La fin de l’année liturgique nous sert des récits assez glaçants. Allons, un peu de sang-froid, et tentons de les accueillir !

Y a-t-il situation plus inconfortable que celle de Daniel dans la fosse aux lions! « Entrer dans la fosse aux lions », voilà le sort symbolique que toute personne redoute. Voici comment un dictionnaire comprend cette expression : « Entrer dans la fosse aux lions » signifie à la fois affronter un danger, ou quelque chose de particulièrement désagréable, comme le suggère le nom « fosse » (fosse septique, fosse commune). Il peut aussi s’agir de se confronter à un public sans pitié dans son jugement et/ou dans ses attitudes. La fosse aux lions de Daniel, qui n’avait pas de spectateurs, a fini par intégrer les jeux du cirque, les combats de gladiateurs et plus récemment, l’écran du monde médiatique. Redoutable !

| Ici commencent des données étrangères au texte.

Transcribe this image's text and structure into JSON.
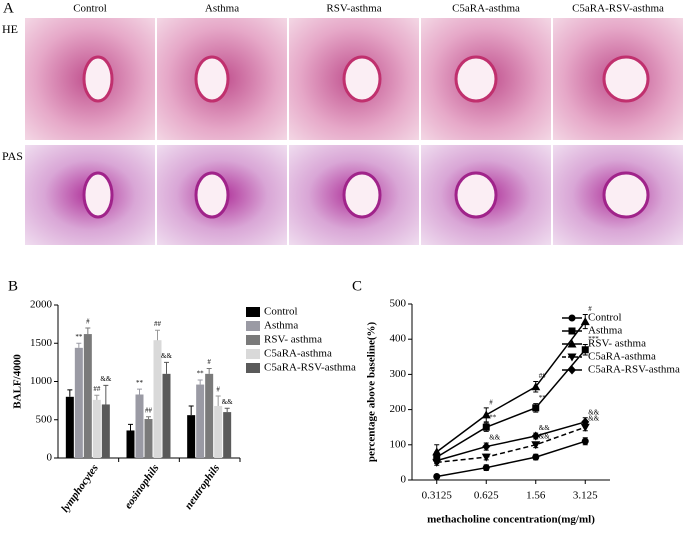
{
  "panel_a": {
    "label": "A",
    "columns": [
      "Control",
      "Asthma",
      "RSV-asthma",
      "C5aRA-asthma",
      "C5aRA-RSV-asthma"
    ],
    "rows": [
      "HE",
      "PAS"
    ]
  },
  "chart_data": [
    {
      "type": "bar",
      "panel": "B",
      "y_label": "BALF/4000",
      "categories": [
        "lymphocytes",
        "eosinophils",
        "neutrophils"
      ],
      "ylim": [
        0,
        2000
      ],
      "yticks": [
        0,
        500,
        1000,
        1500,
        2000
      ],
      "series": [
        {
          "name": "Control",
          "color": "#000000",
          "values": [
            800,
            360,
            560
          ],
          "errors": [
            90,
            80,
            120
          ],
          "annotations": [
            null,
            null,
            null
          ]
        },
        {
          "name": "Asthma",
          "color": "#9a9aa4",
          "values": [
            1440,
            830,
            960
          ],
          "errors": [
            60,
            70,
            60
          ],
          "annotations": [
            "**",
            "**",
            "**"
          ]
        },
        {
          "name": "RSV- asthma",
          "color": "#7a7a7a",
          "values": [
            1620,
            510,
            1100
          ],
          "errors": [
            80,
            30,
            70
          ],
          "annotations": [
            "#",
            "##",
            "#"
          ]
        },
        {
          "name": "C5aRA-asthma",
          "color": "#d9d9d9",
          "values": [
            760,
            1540,
            680
          ],
          "errors": [
            60,
            130,
            130
          ],
          "annotations": [
            "##",
            "##",
            "#"
          ]
        },
        {
          "name": "C5aRA-RSV-asthma",
          "color": "#5a5a5a",
          "values": [
            700,
            1100,
            600
          ],
          "errors": [
            250,
            150,
            50
          ],
          "annotations": [
            "&&",
            "&&",
            "&&"
          ]
        }
      ]
    },
    {
      "type": "line",
      "panel": "C",
      "x_label": "methacholine concentration(mg/ml)",
      "y_label": "percentage above baseline(%)",
      "categories": [
        "0.3125",
        "0.625",
        "1.56",
        "3.125"
      ],
      "ylim": [
        0,
        500
      ],
      "yticks": [
        0,
        100,
        200,
        300,
        400,
        500
      ],
      "series": [
        {
          "name": "Control",
          "color": "#000000",
          "marker": "circle",
          "dashed": false,
          "values": [
            10,
            35,
            65,
            110
          ],
          "errors": [
            5,
            8,
            8,
            10
          ],
          "annotations": [
            null,
            null,
            null,
            null
          ]
        },
        {
          "name": "Asthma",
          "color": "#000000",
          "marker": "square",
          "dashed": false,
          "values": [
            65,
            150,
            205,
            370
          ],
          "errors": [
            15,
            12,
            12,
            15
          ],
          "annotations": [
            null,
            "**",
            "**",
            "***"
          ]
        },
        {
          "name": "RSV- asthma",
          "color": "#000000",
          "marker": "triangle",
          "dashed": false,
          "values": [
            80,
            185,
            265,
            450
          ],
          "errors": [
            20,
            20,
            15,
            20
          ],
          "annotations": [
            null,
            "#",
            "##",
            "#"
          ]
        },
        {
          "name": "C5aRA-asthma",
          "color": "#000000",
          "marker": "triangle-down",
          "dashed": true,
          "values": [
            50,
            65,
            100,
            150
          ],
          "errors": [
            8,
            8,
            8,
            10
          ],
          "annotations": [
            null,
            null,
            "&&",
            "&&"
          ]
        },
        {
          "name": "C5aRA-RSV-asthma",
          "color": "#000000",
          "marker": "diamond",
          "dashed": false,
          "values": [
            55,
            95,
            125,
            165
          ],
          "errors": [
            8,
            10,
            8,
            12
          ],
          "annotations": [
            null,
            "&&",
            "&&",
            "&&"
          ]
        }
      ]
    }
  ]
}
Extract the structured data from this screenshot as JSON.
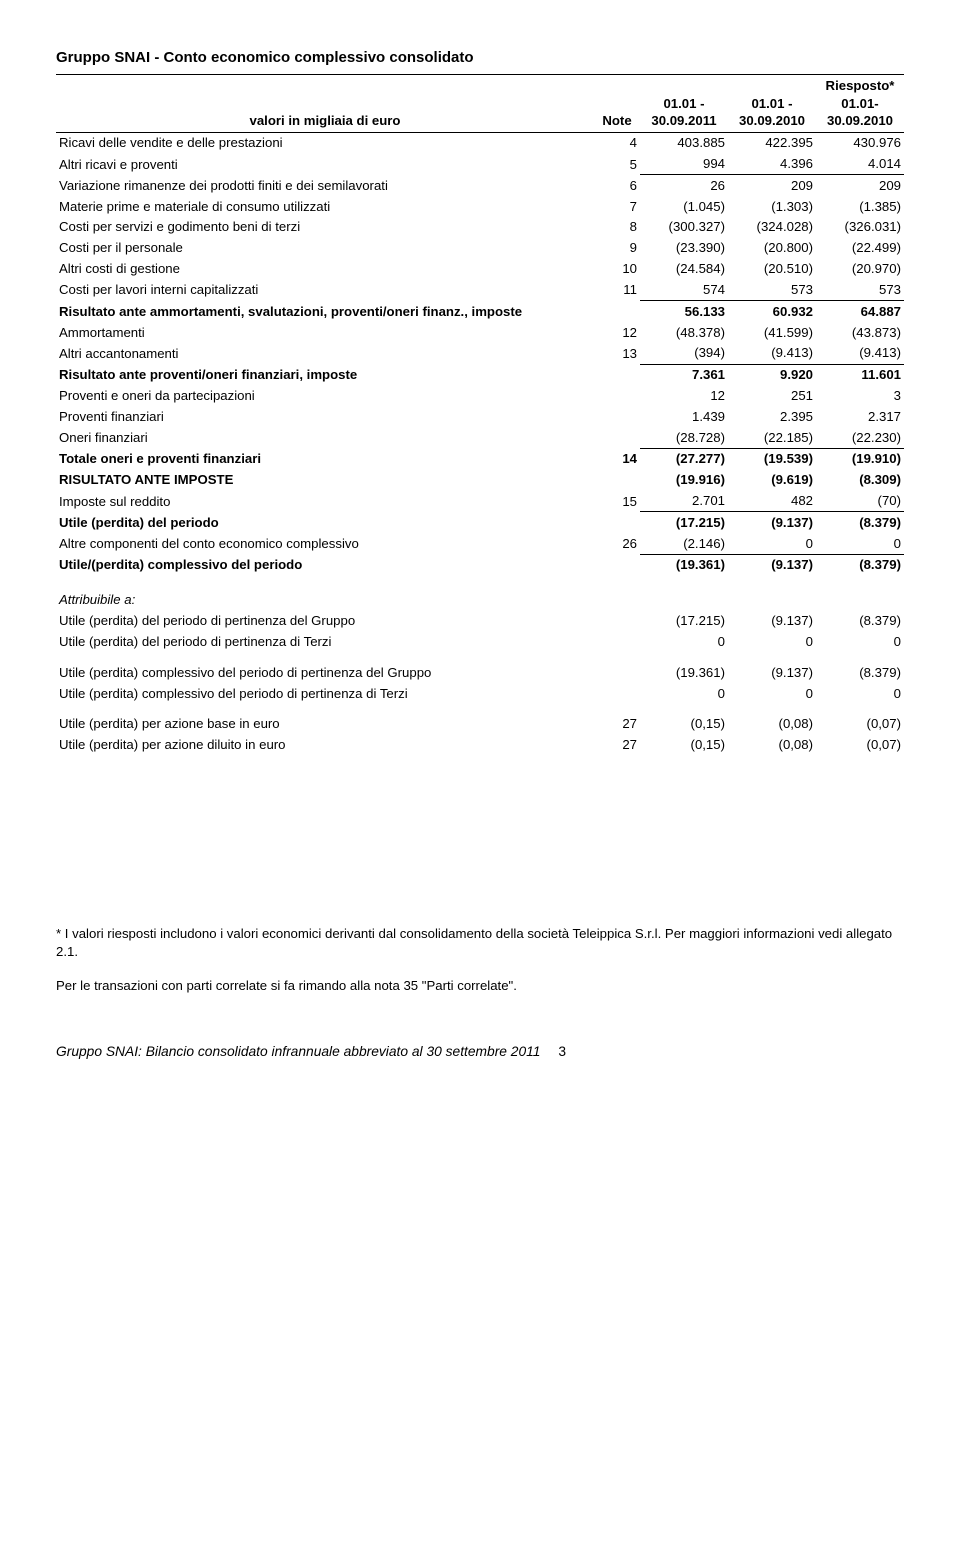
{
  "title": "Gruppo SNAI - Conto economico complessivo consolidato",
  "columns": {
    "labelHeader": "valori in migliaia di euro",
    "noteHeader": "Note",
    "col1": "01.01 -\n30.09.2011",
    "col2": "01.01 -\n30.09.2010",
    "col3": "Riesposto*\n01.01-\n30.09.2010"
  },
  "rows": [
    {
      "label": "Ricavi delle vendite e delle prestazioni",
      "note": "4",
      "c1": "403.885",
      "c2": "422.395",
      "c3": "430.976",
      "u": false,
      "b": false
    },
    {
      "label": "Altri ricavi e proventi",
      "note": "5",
      "c1": "994",
      "c2": "4.396",
      "c3": "4.014",
      "u": true,
      "b": false
    },
    {
      "label": "Variazione rimanenze dei prodotti finiti e dei semilavorati",
      "note": "6",
      "c1": "26",
      "c2": "209",
      "c3": "209",
      "u": false,
      "b": false
    },
    {
      "label": "Materie prime e materiale di consumo utilizzati",
      "note": "7",
      "c1": "(1.045)",
      "c2": "(1.303)",
      "c3": "(1.385)",
      "u": false,
      "b": false
    },
    {
      "label": "Costi per servizi e godimento beni di terzi",
      "note": "8",
      "c1": "(300.327)",
      "c2": "(324.028)",
      "c3": "(326.031)",
      "u": false,
      "b": false
    },
    {
      "label": "Costi per il personale",
      "note": "9",
      "c1": "(23.390)",
      "c2": "(20.800)",
      "c3": "(22.499)",
      "u": false,
      "b": false
    },
    {
      "label": "Altri costi di gestione",
      "note": "10",
      "c1": "(24.584)",
      "c2": "(20.510)",
      "c3": "(20.970)",
      "u": false,
      "b": false
    },
    {
      "label": "Costi per lavori interni capitalizzati",
      "note": "11",
      "c1": "574",
      "c2": "573",
      "c3": "573",
      "u": true,
      "b": false
    },
    {
      "label": "Risultato ante ammortamenti, svalutazioni, proventi/oneri finanz., imposte",
      "note": "",
      "c1": "56.133",
      "c2": "60.932",
      "c3": "64.887",
      "u": false,
      "b": true
    },
    {
      "label": "Ammortamenti",
      "note": "12",
      "c1": "(48.378)",
      "c2": "(41.599)",
      "c3": "(43.873)",
      "u": false,
      "b": false
    },
    {
      "label": "Altri accantonamenti",
      "note": "13",
      "c1": "(394)",
      "c2": "(9.413)",
      "c3": "(9.413)",
      "u": true,
      "b": false
    },
    {
      "label": "Risultato ante proventi/oneri finanziari, imposte",
      "note": "",
      "c1": "7.361",
      "c2": "9.920",
      "c3": "11.601",
      "u": false,
      "b": true
    },
    {
      "label": "Proventi e oneri da partecipazioni",
      "note": "",
      "c1": "12",
      "c2": "251",
      "c3": "3",
      "u": false,
      "b": false
    },
    {
      "label": "Proventi finanziari",
      "note": "",
      "c1": "1.439",
      "c2": "2.395",
      "c3": "2.317",
      "u": false,
      "b": false
    },
    {
      "label": "Oneri finanziari",
      "note": "",
      "c1": "(28.728)",
      "c2": "(22.185)",
      "c3": "(22.230)",
      "u": true,
      "b": false
    },
    {
      "label": "Totale oneri e proventi finanziari",
      "note": "14",
      "c1": "(27.277)",
      "c2": "(19.539)",
      "c3": "(19.910)",
      "u": false,
      "b": true
    },
    {
      "label": "RISULTATO ANTE IMPOSTE",
      "note": "",
      "c1": "(19.916)",
      "c2": "(9.619)",
      "c3": "(8.309)",
      "u": false,
      "b": true
    },
    {
      "label": "Imposte sul reddito",
      "note": "15",
      "c1": "2.701",
      "c2": "482",
      "c3": "(70)",
      "u": true,
      "b": false
    },
    {
      "label": "Utile (perdita) del periodo",
      "note": "",
      "c1": "(17.215)",
      "c2": "(9.137)",
      "c3": "(8.379)",
      "u": false,
      "b": true
    },
    {
      "label": "Altre componenti del conto economico complessivo",
      "note": "26",
      "c1": "(2.146)",
      "c2": "0",
      "c3": "0",
      "u": true,
      "b": false
    },
    {
      "label": "Utile/(perdita) complessivo del periodo",
      "note": "",
      "c1": "(19.361)",
      "c2": "(9.137)",
      "c3": "(8.379)",
      "u": false,
      "b": true
    }
  ],
  "attrib": {
    "heading": "Attribuibile a:",
    "r1": {
      "label": "Utile (perdita) del periodo di pertinenza del Gruppo",
      "c1": "(17.215)",
      "c2": "(9.137)",
      "c3": "(8.379)"
    },
    "r2": {
      "label": "Utile (perdita) del periodo di pertinenza di Terzi",
      "c1": "0",
      "c2": "0",
      "c3": "0"
    },
    "r3": {
      "label": "Utile (perdita) complessivo del periodo di pertinenza del Gruppo",
      "c1": "(19.361)",
      "c2": "(9.137)",
      "c3": "(8.379)"
    },
    "r4": {
      "label": "Utile (perdita) complessivo del periodo di pertinenza di Terzi",
      "c1": "0",
      "c2": "0",
      "c3": "0"
    },
    "r5": {
      "label": "Utile (perdita) per azione base in euro",
      "note": "27",
      "c1": "(0,15)",
      "c2": "(0,08)",
      "c3": "(0,07)"
    },
    "r6": {
      "label": "Utile (perdita) per azione diluito in euro",
      "note": "27",
      "c1": "(0,15)",
      "c2": "(0,08)",
      "c3": "(0,07)"
    }
  },
  "footnote1": "* I valori riesposti includono i valori economici derivanti dal consolidamento della società Teleippica S.r.l. Per maggiori informazioni vedi allegato 2.1.",
  "footnote2": "Per le transazioni con parti correlate si fa rimando alla nota 35 \"Parti correlate\".",
  "pageFooter": "Gruppo SNAI: Bilancio consolidato infrannuale abbreviato al 30 settembre 2011",
  "pageNumber": "3"
}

Dans le récit, tout comme dans la définition qui précède, il s’agit d’un choix. Daniel aurait pu éviter la fosse aux lions, si seulement il s’était conformé à l’édit du roi, et s’était au moins abstenu pendant 30 jours de prier son Dieu. Nous pouvons toujours éviter la fosse aux lions au prix de quelques compromissions suivies de belles rationalisations.

Mais le pieux et fidèle Daniel a plutôt décidé de continuer à prier son Dieu et de faire face à la musique, éventuellement au rugissement des lions…

Quel tyran n’a pas usé de ce stratagème, faire jouer la peur contre la fidélité, faire jouer la peur pour contraindre à l’obéissance ? En politique, on ne le voit que trop fréquemment, les grands principes sont souvent bafoués pour différents motifs de crainte : pour ne pas s’aliéner un certain électorat, pour ne pas déplaire à un despote et les personnes qui le suivent servilement. La liberté d’expression se fait bâillonner, des mouvements populaires sont réprimés, des vérités sont tues pour ne pas subir les foudres d’un puissant. Ou en certains milieux, des démagogues se gagnent l’opinion publique pour établir des mesures régressives ou injustes qui favorisent des intérêts financiers étrangers au bien commun. Qui oserait s’y opposer serait voué aux gémonies. Dans la fosse aux lions, c’est la liberté qui fait face à la peur. Dur combat !

Dur combat qui se poursuivra jusqu’à la fin des temps, semble nous prévenir l’évangile d’aujourd’hui avec son discours apocalyptique. À la fin, Dieu nous sauvera de la griffe des lions, mais risquerons-nous la confiance jusqu’au bout ?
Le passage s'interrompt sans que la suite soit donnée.